It would have been his birthday tomorrow. Born on 10th January 1925, he would have been ninety-three years old. On 6th June 1944, he was nineteen years old. A member of the Fourth Battalion of the Royal Dragoon Guards, the tank in which he was a member of the crew was bound for Gold Beach on the Normandy coast as part of the Allied landings on D-Day. Tank landing craft were precarious vessels, seaworthy for only the briefest of voyages. As the landing craft and in which he was travelling approached the beach, it began to sink, hit by enemy fire, or just swamped by the waves, it would quickly become a deadly place to be. The young trooper was grabbed by the tank commander and physically pulled through the hatch, without such assistance he would have joined the list of those who died that day.
Looking at the photographs on the wall of his house, the pride his wife felt at him being present that day was evident. There were pictures from army days, and many pictures of subsequent reunions. A French souvenir of one of the anniversaries was captioned, “debarquement.” It seemed an innocuous word to use of such a moment; a word now associated with cross channel ferries seemed inadequate to express the violence and the horror of the occasion. In one frame, there was a photograph of the trooper, now a pensioner, in a veterans’ beret – beside his image, his medals had been mounted on red velvet.

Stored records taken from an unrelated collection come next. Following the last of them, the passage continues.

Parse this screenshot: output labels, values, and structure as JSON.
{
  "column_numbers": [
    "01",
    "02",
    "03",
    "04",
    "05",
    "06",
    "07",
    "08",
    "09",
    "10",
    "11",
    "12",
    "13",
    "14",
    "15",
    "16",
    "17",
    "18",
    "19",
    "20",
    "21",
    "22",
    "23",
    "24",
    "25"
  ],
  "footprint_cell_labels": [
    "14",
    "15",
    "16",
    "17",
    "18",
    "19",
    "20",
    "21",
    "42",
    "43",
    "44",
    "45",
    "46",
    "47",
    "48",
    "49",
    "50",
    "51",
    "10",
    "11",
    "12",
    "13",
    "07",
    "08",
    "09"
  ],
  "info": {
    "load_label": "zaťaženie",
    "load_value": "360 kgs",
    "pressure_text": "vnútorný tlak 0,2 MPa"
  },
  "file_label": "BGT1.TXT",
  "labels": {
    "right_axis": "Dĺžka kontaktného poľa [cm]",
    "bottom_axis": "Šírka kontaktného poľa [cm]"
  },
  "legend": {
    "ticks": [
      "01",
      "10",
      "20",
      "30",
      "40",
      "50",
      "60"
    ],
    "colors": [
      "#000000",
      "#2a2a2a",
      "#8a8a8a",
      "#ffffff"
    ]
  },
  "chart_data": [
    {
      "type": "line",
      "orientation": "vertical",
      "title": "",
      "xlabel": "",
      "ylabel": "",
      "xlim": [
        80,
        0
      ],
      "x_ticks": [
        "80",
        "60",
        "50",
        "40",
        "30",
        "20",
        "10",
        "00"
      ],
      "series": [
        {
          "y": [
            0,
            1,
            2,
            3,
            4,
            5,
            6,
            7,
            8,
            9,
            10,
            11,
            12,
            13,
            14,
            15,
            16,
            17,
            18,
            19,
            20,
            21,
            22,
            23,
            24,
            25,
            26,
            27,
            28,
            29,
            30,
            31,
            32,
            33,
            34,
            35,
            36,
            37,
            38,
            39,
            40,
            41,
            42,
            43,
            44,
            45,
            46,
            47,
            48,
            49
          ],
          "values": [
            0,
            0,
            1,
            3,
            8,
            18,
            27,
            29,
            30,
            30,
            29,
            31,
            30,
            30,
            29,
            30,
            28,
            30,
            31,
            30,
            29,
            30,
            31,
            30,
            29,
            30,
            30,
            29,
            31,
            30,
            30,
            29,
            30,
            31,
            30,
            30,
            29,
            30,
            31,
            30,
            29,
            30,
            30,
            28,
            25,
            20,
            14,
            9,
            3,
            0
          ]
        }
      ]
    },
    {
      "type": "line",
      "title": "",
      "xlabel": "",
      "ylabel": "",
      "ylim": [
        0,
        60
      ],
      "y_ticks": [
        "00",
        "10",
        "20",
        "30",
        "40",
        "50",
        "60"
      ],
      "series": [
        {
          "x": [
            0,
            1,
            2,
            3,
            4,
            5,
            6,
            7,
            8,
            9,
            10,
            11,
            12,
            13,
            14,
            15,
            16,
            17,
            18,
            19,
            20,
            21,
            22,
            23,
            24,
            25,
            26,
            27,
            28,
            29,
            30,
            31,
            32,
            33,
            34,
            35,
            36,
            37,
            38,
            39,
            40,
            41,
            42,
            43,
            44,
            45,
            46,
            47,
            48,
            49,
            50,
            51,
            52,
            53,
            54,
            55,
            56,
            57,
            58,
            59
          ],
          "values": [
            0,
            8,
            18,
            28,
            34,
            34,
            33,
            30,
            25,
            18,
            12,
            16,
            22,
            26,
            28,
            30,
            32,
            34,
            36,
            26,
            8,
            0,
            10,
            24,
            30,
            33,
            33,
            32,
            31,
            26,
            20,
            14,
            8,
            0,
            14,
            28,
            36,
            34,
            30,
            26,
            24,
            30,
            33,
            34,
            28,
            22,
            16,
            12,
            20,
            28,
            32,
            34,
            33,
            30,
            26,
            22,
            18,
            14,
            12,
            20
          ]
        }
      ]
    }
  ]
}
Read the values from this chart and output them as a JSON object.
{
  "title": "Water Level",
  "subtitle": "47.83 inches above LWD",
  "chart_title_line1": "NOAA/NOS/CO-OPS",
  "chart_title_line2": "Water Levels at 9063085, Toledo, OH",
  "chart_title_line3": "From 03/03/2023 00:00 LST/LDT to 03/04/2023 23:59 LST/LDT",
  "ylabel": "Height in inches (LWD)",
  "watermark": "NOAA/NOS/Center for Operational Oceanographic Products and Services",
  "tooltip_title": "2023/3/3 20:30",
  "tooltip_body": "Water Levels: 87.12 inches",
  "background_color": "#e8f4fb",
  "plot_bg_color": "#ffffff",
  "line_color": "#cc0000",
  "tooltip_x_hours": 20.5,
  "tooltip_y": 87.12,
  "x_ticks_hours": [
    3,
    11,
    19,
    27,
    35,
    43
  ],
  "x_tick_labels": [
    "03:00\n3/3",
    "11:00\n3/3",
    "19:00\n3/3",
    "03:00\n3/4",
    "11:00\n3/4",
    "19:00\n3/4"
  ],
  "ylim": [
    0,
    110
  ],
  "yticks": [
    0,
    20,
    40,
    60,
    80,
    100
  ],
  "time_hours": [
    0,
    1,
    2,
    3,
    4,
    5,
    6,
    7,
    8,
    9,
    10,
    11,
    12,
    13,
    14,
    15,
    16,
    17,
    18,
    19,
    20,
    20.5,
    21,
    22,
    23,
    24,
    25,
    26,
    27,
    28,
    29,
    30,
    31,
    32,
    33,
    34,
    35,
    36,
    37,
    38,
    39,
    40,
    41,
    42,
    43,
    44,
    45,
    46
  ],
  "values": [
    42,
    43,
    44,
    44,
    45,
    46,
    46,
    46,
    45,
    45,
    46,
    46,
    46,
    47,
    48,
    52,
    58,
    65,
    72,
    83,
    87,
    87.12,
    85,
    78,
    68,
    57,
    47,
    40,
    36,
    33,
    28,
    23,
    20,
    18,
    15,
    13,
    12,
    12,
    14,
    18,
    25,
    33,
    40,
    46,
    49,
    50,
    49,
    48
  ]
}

Elsewhere in the room, there were all the usual family photographs, domestic and serene compared with those that evoked thoughts of D-Day. Of course, the domestic pictures were those that catalogued the bulk of his life, yet a day when he was nineteen seemed to have been the defining moment.
After the war, he was demobbed, getting work with a local builder before becoming self-employed. How hard it must have been, how hard the adjustment from moments when mere survival was a joy to the humdrum existence of workaday life.
Perhaps there would have been a whole community of understanding on the years after the war, millions had served in the armed forces and those at home and seen devastating, air raids, but with the passing years, veterans died and the collective memory faded.
Were the nineteen year old alive to celebrate his ninety-third birthday, would he have found the world attentive to his tales? Would he have found his memory valued? Would stories of the horrors he endured have been granted a hearing? Staring out from the picture frames, would the nineteen year old have recognised the ninety-three year old?